Different on two servers

Has someone met the problem that two servers with same settings by pip install -r packages.txt or conda env export environment.yaml , but the performances of trained networks are very different?

By the way, I use adam.


Running the same code on different machines can give different results.
If you run the code multiple times on a single machine with different random seed, are the performance always the same? Or do they vary as well with the random seed.


I set all seeds to the same value.
I have run the code several times on those two servers with both single gpu mode and two gpus mode. The results showed that the performances are both far away from each other in these two modes.
I wonder if it is caused by adam algorithm?

That can be caused by many things.
If your training is not stable, that can be because of your datas, loss, optimizer, model? Basically anything could be the cause of this :confused:

It’s horrible! I test for long times. Cuda version, nvidia driver version, packages… but nothing works. :frowning:

At the very beginning, I haven’t noticed this. I just thought my modified model didn’t perform well. Then I trained the baseline model on the server and it’s really too far from the baseline performance. After that, I checked the training logs and found that all modified models trained on this server don’t have good performance.

Now I know it’s the problem caused by the environment:rofl:

No I said the oposite ! If when testing on a single machine with multiple random seed gives different performances, the problem is with what you try to do, not with the cuda/pytorch/packages!

The model I used is cloned from GitHub without any modification. On one server I can get the reported performance.

Can you provide small script that gives you different performances when run on the different servers? That will be simpler to see what might be the problem.

You mean this?

def main():

	start_full_time = time.time()
	for epoch in range(1, args.epochs+1):
	   print('This is %d-th epoch' %(epoch))
	   total_train_loss = 0

	   ## training ##
	   for batch_idx, (imgL_crop, imgR_crop, disp_crop_L) in enumerate(TrainImgLoader):
	     start_time = time.time()

	     loss = train(imgL_crop,imgR_crop, disp_crop_L)
	     print('Iter %d training loss = %.3f , time = %.2f' %(batch_idx, loss, time.time() - start_time))
	     total_train_loss += loss
	   print('epoch %d total training loss = %.3f' %(epoch, total_train_loss/len(TrainImgLoader)))

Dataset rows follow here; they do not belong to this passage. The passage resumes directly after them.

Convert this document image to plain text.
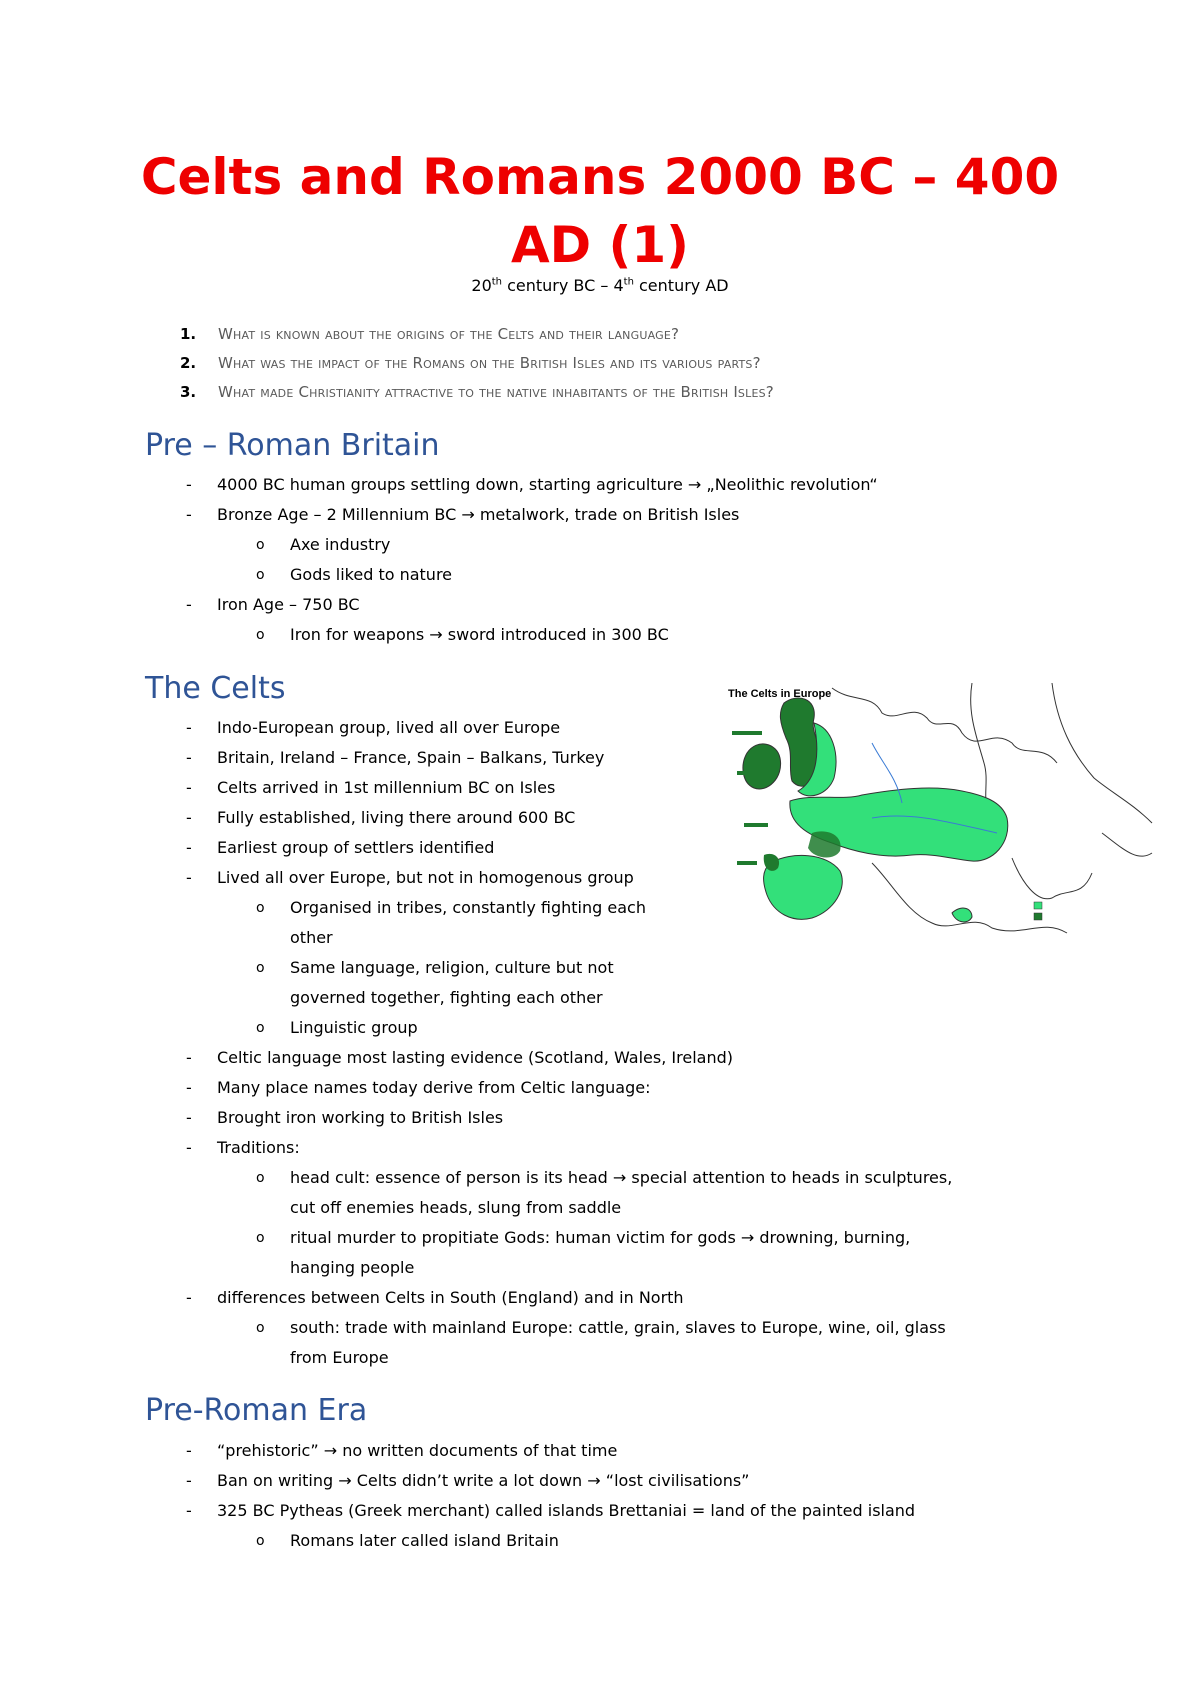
Celts and Romans 2000 BC – 400 AD (1)

20th century BC – 4th century AD

1. What is known about the origins of the Celts and their language?
2. What was the impact of the Romans on the British Isles and its various parts?
3. What made Christianity attractive to the native inhabitants of the British Isles?
Pre – Roman Britain
- 4000 BC human groups settling down, starting agriculture → „Neolithic revolution“
- Bronze Age – 2 Millennium BC → metalwork, trade on British Isles
o Axe industry
o Gods liked to nature
- Iron Age – 750 BC
o Iron for weapons → sword introduced in 300 BC
The Celts
- Indo-European group, lived all over Europe
- Britain, Ireland – France, Spain – Balkans, Turkey
- Celts arrived in 1st millennium BC on Isles
- Fully established, living there around 600 BC
- Earliest group of settlers identified
- Lived all over Europe, but not in homogenous group
o Organised in tribes, constantly fighting each
other
o Same language, religion, culture but not
governed together, fighting each other
o Linguistic group
- Celtic language most lasting evidence (Scotland, Wales, Ireland)
- Many place names today derive from Celtic language:
- Brought iron working to British Isles
- Traditions:
o head cult: essence of person is its head → special attention to heads in sculptures,
cut off enemies heads, slung from saddle
o ritual murder to propitiate Gods: human victim for gods → drowning, burning,
hanging people
- differences between Celts in South (England) and in North
o south: trade with mainland Europe: cattle, grain, slaves to Europe, wine, oil, glass
from Europe
Pre-Roman Era
- “prehistoric” → no written documents of that time
- Ban on writing → Celts didn’t write a lot down → “lost civilisations”
- 325 BC Pytheas (Greek merchant) called islands Brettaniai = land of the painted island
o Romans later called island Britain
The Celts in Europe
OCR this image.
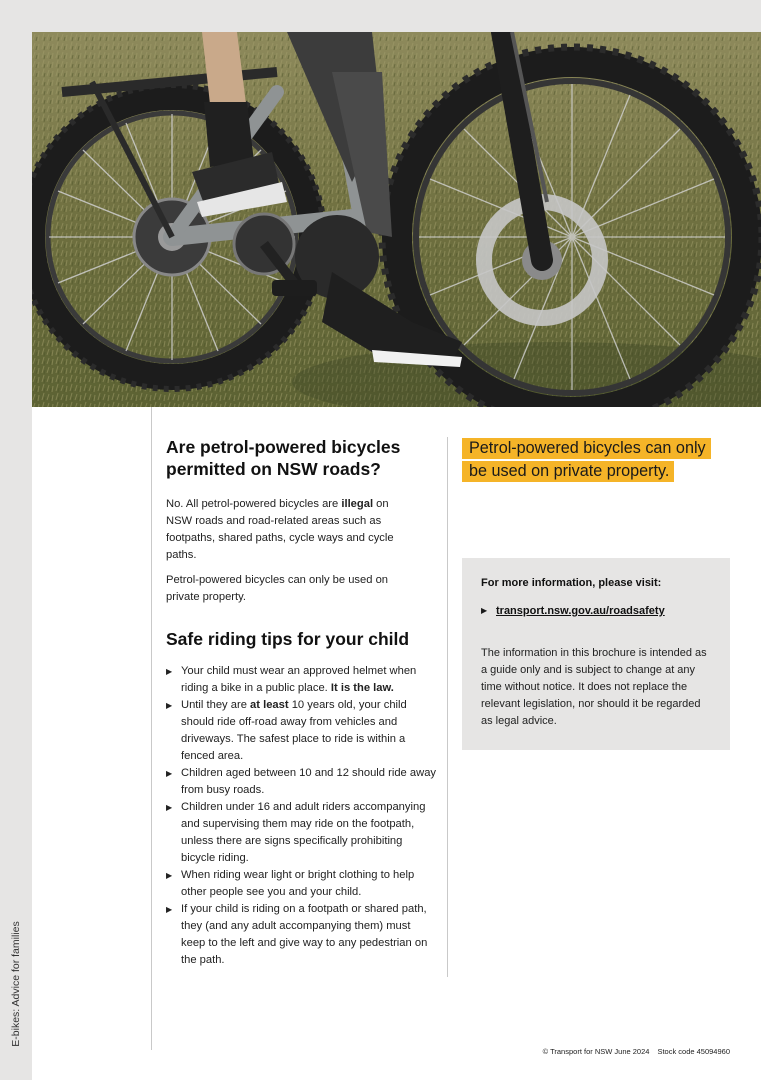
E-bikes: Advice for families
Are petrol-powered bicycles permitted on NSW roads?

No. All petrol-powered bicycles are illegal on NSW roads and road-related areas such as footpaths, shared paths, cycle ways and cycle paths.

Petrol-powered bicycles can only be used on private property.

Safe riding tips for your child
▶ Your child must wear an approved helmet when riding a bike in a public place. It is the law.
▶ Until they are at least 10 years old, your child should ride off-road away from vehicles and driveways. The safest place to ride is within a fenced area.
▶ Children aged between 10 and 12 should ride away from busy roads.
▶ Children under 16 and adult riders accompanying and supervising them may ride on the footpath, unless there are signs specifically prohibiting bicycle riding.
▶ When riding wear light or bright clothing to help other people see you and your child.
▶ If your child is riding on a footpath or shared path, they (and any adult accompanying them) must keep to the left and give way to any pedestrian on the path.
Petrol-powered bicycles can only
be used on private property.
For more information, please visit:
▶ transport.nsw.gov.au/roadsafety
The information in this brochure is intended as a guide only and is subject to change at any time without notice. It does not replace the relevant legislation, nor should it be regarded as legal advice.
© Transport for NSW June 2024 Stock code 45094960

	   savefilename = args.savemodel+'/checkpoint_'+str(epoch)+'.tar'
		    'epoch': epoch,
		    'state_dict': model.state_dict(),
                    'train_loss': total_train_loss/len(TrainImgLoader),
		}, savefilename)

	print('full training time = %.2f HR' %((time.time() - start_full_time)/3600))

	#------------- TEST ------------------------------------------------------------
	total_test_loss = 0
	for batch_idx, (imgL, imgR, disp_L) in enumerate(TestImgLoader):
	       test_loss = test(imgL,imgR, disp_L)
	       print('Iter %d test loss = %.3f' %(batch_idx, test_loss))
	       total_test_loss += test_loss

	print('total test loss = %.3f' %(total_test_loss/len(TestImgLoader)))
	#SAVE test information
	savefilename = args.savemodel+'testinformation.tar'
		    'test_loss': total_test_loss/len(TestImgLoader),
		}, savefilename)

(project github: https://github.com/JiaRenChang/PSMNet/blob/master/main.py)

I forgot to tell you that I’m not the only one suffered from this. One of my colleagues still can’t achieve the reported performance yet.

But that can come from so many things before being a library/hardware problem :smiley:
You might want to reduce the example to the minimum thing that works on one machine and not the other.
You want to rule out things like misconfiguration when you launch the job, data being preprocessed differently from one machine to the other etc.

Good advice! Thanks a lot!

Dear @Mata_Fu,
Did you solve the problem?
I have the same problem.